Throughout its history, Southwest Airlines (LUV) prospered from organic growth, betting that its competitive labor costs, low fares, and unique corporate culture comprised the best arsenal against rivals. Yet with the U.S. air travel market stagnant and larger airlines consolidating into more dominant competitors, Southwest has been forced to rethink its traditional business model in recent years. The latest change came on Sept. 27, when the Dallas-based airline agreed to pay $1.4 billion to buy AirTran Airways, a unit of AirTran Holdings (AAI). The acquisition, only the third in Southwest's history, would give the discounter its first service in Atlanta, a Delta Air Lines (DAL) fortress for decades, and more flights from New York and Washington, D.C. "Southwest is saying it is no longer the airline of Ma and Pa—we are going to become the airline of the business person," says Alan Bender, a professor at Embry-Riddle Aeronautical University.

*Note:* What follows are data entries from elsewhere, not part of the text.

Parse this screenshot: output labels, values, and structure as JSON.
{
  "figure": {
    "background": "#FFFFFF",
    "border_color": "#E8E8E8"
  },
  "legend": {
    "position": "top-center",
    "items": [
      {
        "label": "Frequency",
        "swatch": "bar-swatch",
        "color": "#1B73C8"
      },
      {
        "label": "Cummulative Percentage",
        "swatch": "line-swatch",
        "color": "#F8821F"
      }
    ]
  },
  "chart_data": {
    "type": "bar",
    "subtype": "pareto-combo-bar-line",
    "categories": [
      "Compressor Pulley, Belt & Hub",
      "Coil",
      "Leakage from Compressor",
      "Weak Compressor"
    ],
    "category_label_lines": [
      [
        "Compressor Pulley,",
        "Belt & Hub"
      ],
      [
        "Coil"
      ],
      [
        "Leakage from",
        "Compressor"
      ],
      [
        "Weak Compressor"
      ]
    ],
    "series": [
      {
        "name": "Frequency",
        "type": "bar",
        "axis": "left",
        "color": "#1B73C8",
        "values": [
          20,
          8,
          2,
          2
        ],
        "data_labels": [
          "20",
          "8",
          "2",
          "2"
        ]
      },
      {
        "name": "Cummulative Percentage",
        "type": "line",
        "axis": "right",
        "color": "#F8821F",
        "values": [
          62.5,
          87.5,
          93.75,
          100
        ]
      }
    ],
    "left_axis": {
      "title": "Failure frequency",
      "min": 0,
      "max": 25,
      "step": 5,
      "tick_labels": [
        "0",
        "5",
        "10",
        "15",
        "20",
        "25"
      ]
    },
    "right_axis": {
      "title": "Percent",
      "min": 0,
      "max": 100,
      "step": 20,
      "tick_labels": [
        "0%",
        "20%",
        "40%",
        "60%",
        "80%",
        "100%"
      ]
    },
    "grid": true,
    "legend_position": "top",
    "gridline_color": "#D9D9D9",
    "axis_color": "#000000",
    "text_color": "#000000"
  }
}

The deal will make Southwest a truly national discount airline and remove it further from its beginnings flying three planes between three Texas cities. With service to new secondary markets such as Wichita, Bloomington, Ill., and Huntsville, Ala.—plus additional cross-country options—Southwest will be better poised to capture more higher-paying business passengers. "The [network] holes are now officially plugged, and it is truly impressive what they've built here," says William S. Swelbar, a researcher at MIT's International Center for Air Transportation.
Analysts say Southwest had little choice but to pursue new business by buying a rival. Having already expanded its route map to 69 airports in 35 states, internal growth in a down economy was no longer an option. Southwest had no way to expand at a key business airport like New York LaGuardia or to break into Washington-Reagan and Atlanta because of facility constraints. Worse, domestic air travel—Southwest's sole source of business—has contracted in recent years amid America's lingering economic weakness. One result: The carrier posted a $120 million loss in the third quarter of 2008 (its first in 17 years) and has lost money in four of the past eight quarters. "We are not willing to make a bet on the economy or operating costs coming down," Chief Executive Officer Gary C. Kelly says. "And that naturally leads us to having a more energetic focus on 'Well, then how do we grow?' Fortunately for us we found a situation that lets us do that."
The Southwest-AirTran deal was announced less than a week before Continental Airlines (CAL) and United Airlines (UAUA) were expected to close their merger, creating the world's biggest carrier. As part of the concessions needed to gain regulatory approval for that tieup, Continental ceded landing slots to Southwest at Newark, giving Southwest its first flights at the capacity-constrained New Jersey airport. The Continental-United combination will push that airline ahead of Delta, which claimed the title of biggest only two years ago by acquiring Northwest. Kelly denies that the consolidation movement played much of a role in his decision to call AirTran Chairman and CEO Robert L. Fornaro last spring to broach the topic of a deal. He does allow that "two of our legacy competitors have become stronger recently, and we'll need to reflect on that." However, Kelly adds, "to say that because four airlines have become two is the reason we are doing this deal would be grossly inaccurate. But I will admit the acquisition will make us more competitive."
It will also put the company even more squarely in the sights of Delta, which turned Atlanta into the world's busiest airport with the "hub-and-spoke" system of funneling passengers to their destinations. In July, Delta and its regional affiliates controlled 76 percent of passenger traffic at Hartsfield-Jackson Atlanta, according to figures from the airport. AirTran's market share was 17 percent the same month. To Kelly, that signifies a high-fare environment ripe for Southwest service. "We need more flights on a combined basis [in Atlanta] than AirTran has today," he says. "And I do mean significantly more flights—more than a couple." Such a move could spark a fierce response from Delta, akin to a "defend the fortress hub strategy," as Hudson Securities analyst Daniel McKenzie wrote Sept. 28 in a note to clients.
Southwest has already made a few decisions on integrating the two airlines: It will scrap AirTran's $20 checked-bag fee, assigned seating, and two-class cabins, while keeping that airline's 86 Boeing 717s. Adding the smaller jet will require new crew scheduling and maintenance protocols, adding complexity to its time-honed operations. The airline will also acquire its first international flights through AirTran's existing service to Aruba, Cancun, the Dominican Republic, and Jamaica. "We want to have greater appeal to more customers nationwide," Kelly says. "We are at the point where we can think that way after 40 years."
The bottom line: In a bid to continue growing and lure more lucrative corporate travelers, Southwest Airlines is paying $1.4 billion for AirTran.